Y abrió la cancela. Caminando hacia la entrada por el jardín, Francis se sintió ridículo. Sin duda, Sancho estaría jodido por lo de su mujer y habría ido a pasar unos días con algún familiar lejano. O quizás simplemente se habría cansado de pasar por la oficina y aguantar indirectas de sus compañeros, de contestar llamadas del trabajo. Sonriendo satisfecho, Francis pensó que siempre había sido un poco alarmista. Pero al abrir la puerta, se percató de que algo no marchaba bien. Sancho lo recibió de corbata, la misma corbata de los últimos veinte años, la misma corbata que no era la corbata de los domingos.

- Pasa, Francis, pasa. No veas lo ocupado que he estado estas semanas. Todavía lo tengo todo desordenado, pero está quedando genial. Ahora verás. Al no estar la pobre Irene tengo más espacio y al final creo que pondré dos o tres mesas más.

Mesas. Sillas. Ordenadores. Cajoneras, Archivadores, folios, impresoras, calendarios. Botes con lápices y bolígrafos, fotocopiadora, plantas artificiales, hilo musical: Sancho había montado una oficina en su casa exactamente igual a la de la empresa. Y lo que era peor, encima de cada mesa había colocado placas con los nombres de sus antiguos compañeros: Javier Méndez, Atención al Cliente. Purificación Gómez, Comercial. Elena Gardel, Proveedores. Rulfo García, Clientes.

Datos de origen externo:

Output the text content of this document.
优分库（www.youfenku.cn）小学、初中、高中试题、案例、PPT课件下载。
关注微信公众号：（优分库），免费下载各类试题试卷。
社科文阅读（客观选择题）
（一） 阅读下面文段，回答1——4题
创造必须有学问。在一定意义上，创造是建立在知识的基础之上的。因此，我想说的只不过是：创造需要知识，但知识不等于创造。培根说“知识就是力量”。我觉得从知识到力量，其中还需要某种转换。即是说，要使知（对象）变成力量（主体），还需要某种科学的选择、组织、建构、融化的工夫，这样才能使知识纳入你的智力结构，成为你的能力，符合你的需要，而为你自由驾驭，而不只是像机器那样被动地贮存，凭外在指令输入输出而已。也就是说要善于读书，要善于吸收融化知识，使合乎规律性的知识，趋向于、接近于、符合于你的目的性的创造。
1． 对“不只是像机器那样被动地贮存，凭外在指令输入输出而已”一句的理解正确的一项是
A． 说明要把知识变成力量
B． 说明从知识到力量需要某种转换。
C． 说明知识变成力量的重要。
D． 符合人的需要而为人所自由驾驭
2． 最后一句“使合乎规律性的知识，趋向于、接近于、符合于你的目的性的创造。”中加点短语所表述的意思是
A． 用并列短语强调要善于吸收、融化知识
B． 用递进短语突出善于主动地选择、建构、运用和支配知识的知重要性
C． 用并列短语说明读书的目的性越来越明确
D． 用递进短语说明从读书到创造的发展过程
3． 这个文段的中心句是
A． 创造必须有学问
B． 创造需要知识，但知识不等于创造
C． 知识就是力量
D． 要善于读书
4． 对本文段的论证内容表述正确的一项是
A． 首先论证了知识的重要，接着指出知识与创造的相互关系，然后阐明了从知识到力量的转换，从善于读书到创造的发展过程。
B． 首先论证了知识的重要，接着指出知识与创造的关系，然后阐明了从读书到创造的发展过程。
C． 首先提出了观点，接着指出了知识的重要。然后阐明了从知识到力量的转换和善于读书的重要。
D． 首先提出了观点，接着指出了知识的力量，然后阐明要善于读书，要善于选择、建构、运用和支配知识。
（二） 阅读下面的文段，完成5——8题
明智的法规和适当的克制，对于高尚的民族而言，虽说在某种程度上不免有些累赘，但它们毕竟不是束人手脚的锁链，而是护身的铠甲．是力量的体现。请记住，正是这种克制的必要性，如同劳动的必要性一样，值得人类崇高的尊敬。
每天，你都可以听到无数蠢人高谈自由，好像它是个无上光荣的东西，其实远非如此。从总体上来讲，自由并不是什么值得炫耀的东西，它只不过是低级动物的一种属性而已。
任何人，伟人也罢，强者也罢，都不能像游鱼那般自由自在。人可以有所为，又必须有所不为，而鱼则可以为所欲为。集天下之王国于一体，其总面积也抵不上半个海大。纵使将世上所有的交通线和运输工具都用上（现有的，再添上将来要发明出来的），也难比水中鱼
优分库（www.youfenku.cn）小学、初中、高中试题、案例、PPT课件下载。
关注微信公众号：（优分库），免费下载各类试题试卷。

Y junto a la de Sancho López, Administración, la suya propia: Francisco Guerra, Analista de ventas.

- Arriba está un despacho para el jefe, pero a la becaria creo la pondré en el garaje. Digo yo que tendré que dormir en algún lado, ¿no?

Y se rió a carcajadas. Francis Guerra esbozó la sonrisa más natural que pudo y pensó, mientras asentía escuchando el eco de las risotadas y repasaba cada uno de los detalles de aquella oficina fantasmagórica, que sin duda Sancho, aquel pobre hombre al que la vida sólo le había dejado el recuerdo de su asfixiante trabajo, se había dejado el cerebro en la oficina el último día de trabajo.

2 comentarios:

Anónimo dijo...

Ciertamente para mucha gente la jubilación representa el final de la vida y conozco casos de algunos que murieron poco después de su jubilación.
A veces el trabajo llena la vida de algunas personas que no tienen otra fuente de distracción, hasta tal punto que su vida es su trabajo.
Saludos
José Sans

el que deambula dijo...

Tienes toda la razón. Es dramático a la par que patético. Cuanto más se quiebran las relaciones familiares y sociales de mucha gente, más se centran en el trabajo (con sus normas, su jerarquía, su previsible devenir) como medio de huída de la realidad tan caótica, de tal manera que al cabo de los años, normalmente al jubilarse, descubren que la felicidad la encontraron en un ascenso y un diploma. Un abrazo y gracias por comentar. Ángel Carrión.